Early this month, the blog’s founder, Amy Jussel, called Target, complaining about a new advertising campaign that depicted a woman splayed across a big target pattern–the retailer’s emblem–with the bull’s-eye at her crotch.

“Targeting crotches with a bull’s-eye is not the message we should be putting out there,” she said in an e-mail interview.

Target offered an e-mail response:

“Unfortunately we are unable to respond to your inquiry because Target does not participate with nontraditional media outlets,” a public relations person wrote to ShapingYouth.

“This practice,” the public relations person added, “is in place to allow us to focus on publications that reach our core guest,” as Target refers to its shoppers.
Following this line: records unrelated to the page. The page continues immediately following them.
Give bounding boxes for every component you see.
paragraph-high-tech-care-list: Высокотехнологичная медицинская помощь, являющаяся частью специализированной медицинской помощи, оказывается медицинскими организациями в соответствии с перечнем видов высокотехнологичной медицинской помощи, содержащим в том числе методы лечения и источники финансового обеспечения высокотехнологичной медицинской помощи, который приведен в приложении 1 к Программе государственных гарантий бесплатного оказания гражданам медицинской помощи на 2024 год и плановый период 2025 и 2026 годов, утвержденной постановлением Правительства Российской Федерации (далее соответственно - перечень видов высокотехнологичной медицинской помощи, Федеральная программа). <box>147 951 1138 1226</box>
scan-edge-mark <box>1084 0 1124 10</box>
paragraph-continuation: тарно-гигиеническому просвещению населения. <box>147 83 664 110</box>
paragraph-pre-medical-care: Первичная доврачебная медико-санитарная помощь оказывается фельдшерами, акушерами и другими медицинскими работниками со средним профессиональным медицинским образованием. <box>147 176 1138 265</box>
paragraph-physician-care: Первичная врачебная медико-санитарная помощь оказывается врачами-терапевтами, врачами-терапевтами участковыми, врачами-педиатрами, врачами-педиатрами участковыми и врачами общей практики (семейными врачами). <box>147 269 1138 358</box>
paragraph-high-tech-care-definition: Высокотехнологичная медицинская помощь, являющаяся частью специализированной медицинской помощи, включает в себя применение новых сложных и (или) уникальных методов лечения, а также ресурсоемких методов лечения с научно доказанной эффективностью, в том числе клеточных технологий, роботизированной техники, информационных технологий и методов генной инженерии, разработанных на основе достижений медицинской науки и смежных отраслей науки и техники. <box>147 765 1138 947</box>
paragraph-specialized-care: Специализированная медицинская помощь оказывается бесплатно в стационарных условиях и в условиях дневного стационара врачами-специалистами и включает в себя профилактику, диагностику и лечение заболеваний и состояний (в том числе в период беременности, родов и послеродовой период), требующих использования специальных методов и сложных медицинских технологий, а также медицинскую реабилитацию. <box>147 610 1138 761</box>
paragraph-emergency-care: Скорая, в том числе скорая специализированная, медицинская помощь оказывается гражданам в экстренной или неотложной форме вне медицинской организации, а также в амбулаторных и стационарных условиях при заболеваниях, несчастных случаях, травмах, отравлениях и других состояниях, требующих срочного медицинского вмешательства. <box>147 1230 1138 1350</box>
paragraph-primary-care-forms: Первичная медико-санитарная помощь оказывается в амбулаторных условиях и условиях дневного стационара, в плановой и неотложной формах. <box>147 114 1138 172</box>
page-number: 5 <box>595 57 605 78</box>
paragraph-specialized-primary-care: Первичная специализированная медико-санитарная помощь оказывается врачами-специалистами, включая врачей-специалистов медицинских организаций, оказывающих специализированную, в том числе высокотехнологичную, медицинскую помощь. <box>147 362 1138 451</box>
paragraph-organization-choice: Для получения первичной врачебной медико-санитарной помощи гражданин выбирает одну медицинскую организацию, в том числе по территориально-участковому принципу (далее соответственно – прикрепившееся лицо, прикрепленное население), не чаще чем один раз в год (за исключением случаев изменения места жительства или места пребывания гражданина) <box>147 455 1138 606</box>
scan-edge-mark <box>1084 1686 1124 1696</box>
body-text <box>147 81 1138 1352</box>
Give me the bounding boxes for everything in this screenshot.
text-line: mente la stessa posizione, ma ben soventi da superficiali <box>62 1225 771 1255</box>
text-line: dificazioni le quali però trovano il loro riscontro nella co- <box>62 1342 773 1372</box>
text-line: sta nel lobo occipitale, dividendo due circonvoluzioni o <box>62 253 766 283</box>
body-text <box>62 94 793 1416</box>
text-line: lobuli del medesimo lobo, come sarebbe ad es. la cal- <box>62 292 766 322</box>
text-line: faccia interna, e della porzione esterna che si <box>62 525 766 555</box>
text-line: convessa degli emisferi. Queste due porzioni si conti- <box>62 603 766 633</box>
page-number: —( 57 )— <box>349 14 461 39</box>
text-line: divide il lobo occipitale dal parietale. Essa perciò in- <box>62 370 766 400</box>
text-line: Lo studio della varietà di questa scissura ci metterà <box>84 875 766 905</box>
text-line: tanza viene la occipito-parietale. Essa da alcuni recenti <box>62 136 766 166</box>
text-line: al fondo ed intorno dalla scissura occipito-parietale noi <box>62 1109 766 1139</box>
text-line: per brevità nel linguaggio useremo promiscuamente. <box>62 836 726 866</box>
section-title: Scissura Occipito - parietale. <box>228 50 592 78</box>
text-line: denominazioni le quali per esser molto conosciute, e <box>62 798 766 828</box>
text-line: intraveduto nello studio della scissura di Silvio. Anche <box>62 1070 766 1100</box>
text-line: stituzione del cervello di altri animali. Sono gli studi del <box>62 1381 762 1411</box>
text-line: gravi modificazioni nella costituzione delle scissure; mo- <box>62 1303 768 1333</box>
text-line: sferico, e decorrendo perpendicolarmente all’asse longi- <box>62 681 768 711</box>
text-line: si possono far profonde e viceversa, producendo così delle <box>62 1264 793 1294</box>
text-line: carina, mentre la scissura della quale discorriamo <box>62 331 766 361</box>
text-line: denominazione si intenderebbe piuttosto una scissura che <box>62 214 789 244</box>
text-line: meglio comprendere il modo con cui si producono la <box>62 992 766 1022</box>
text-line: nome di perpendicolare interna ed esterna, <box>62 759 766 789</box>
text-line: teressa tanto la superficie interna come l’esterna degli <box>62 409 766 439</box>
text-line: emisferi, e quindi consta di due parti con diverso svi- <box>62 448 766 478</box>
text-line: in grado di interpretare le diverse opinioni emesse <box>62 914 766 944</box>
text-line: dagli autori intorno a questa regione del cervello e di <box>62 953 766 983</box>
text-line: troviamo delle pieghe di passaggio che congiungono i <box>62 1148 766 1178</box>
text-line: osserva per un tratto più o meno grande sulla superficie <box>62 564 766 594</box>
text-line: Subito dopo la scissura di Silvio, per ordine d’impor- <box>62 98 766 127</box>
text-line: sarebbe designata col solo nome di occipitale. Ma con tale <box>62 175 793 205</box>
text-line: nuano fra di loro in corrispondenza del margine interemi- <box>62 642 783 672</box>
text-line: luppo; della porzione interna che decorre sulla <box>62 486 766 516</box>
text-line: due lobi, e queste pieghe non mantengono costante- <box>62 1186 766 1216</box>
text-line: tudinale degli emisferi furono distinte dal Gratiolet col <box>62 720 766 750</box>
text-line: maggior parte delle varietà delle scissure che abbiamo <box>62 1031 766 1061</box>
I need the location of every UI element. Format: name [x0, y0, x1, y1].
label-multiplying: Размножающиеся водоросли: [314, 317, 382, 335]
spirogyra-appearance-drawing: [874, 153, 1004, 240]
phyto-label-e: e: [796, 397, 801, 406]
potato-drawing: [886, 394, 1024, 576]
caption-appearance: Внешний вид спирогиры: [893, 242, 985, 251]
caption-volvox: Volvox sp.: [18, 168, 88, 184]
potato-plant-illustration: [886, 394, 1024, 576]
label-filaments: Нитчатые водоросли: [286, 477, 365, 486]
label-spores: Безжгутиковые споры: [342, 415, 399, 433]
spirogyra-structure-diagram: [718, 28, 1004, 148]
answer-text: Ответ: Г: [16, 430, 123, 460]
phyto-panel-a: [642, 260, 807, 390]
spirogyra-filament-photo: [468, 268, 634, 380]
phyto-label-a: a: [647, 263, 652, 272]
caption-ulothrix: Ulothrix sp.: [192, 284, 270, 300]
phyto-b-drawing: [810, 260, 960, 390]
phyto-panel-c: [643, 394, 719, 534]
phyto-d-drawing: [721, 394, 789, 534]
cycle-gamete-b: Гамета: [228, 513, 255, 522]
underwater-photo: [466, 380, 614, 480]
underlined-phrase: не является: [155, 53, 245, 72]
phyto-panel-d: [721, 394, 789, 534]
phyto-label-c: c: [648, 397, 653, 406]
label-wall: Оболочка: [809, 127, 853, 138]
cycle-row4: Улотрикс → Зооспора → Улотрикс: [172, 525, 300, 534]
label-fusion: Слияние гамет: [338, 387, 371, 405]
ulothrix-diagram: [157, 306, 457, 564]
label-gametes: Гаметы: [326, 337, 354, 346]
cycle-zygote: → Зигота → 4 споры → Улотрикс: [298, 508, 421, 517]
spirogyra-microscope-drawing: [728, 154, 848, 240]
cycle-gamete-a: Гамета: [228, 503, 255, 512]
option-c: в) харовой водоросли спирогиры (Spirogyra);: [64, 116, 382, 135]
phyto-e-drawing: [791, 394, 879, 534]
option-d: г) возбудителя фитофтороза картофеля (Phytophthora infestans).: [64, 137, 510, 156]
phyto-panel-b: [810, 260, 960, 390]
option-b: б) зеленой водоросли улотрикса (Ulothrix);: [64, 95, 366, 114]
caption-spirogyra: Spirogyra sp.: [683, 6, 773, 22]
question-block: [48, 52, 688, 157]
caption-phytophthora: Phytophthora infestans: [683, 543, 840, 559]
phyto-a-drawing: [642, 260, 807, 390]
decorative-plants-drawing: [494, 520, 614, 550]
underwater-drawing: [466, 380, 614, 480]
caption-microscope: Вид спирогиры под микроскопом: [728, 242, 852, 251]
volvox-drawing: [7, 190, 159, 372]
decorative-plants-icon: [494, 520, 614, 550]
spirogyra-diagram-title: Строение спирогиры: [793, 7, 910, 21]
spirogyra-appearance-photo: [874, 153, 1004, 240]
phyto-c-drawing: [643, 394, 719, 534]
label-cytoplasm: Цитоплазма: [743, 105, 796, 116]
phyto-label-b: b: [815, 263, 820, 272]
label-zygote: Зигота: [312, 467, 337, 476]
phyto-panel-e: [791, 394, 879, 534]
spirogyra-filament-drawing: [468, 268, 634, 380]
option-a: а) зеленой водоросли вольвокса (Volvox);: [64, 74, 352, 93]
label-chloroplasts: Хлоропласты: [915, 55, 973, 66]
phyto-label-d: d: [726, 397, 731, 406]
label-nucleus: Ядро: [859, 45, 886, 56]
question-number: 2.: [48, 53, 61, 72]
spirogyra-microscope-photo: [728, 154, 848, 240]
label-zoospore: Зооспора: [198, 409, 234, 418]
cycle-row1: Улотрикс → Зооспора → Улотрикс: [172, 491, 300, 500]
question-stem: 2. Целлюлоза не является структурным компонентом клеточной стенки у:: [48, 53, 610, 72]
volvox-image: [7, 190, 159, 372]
The notion that Target doesn’t work with “non-traditional media outlets” is pure bullseye bullcrap, since we’re pretty sure if we posted something like “Target powers their Design for All website with the blood of 300 freshly-slaughtered adorable baby kittens a day,” they’d be all over us like Deborah Adler‘s ClearRx design.

Of course, we, being the naive non-traditional media outlet we are, just assumed that Target, being ahead-of-the-curve Target, was a pioneer of the new vajayjay trend that is currently sweeping the nation (haven’t you noticed our header?). But at least one person we surveyed even saw Target’s V-sign as empowering. “I don’t get how that could convey women as inferior. You could interpret that it’s the opposite,” says one liberated female. “That vaginas are the center of the universe.”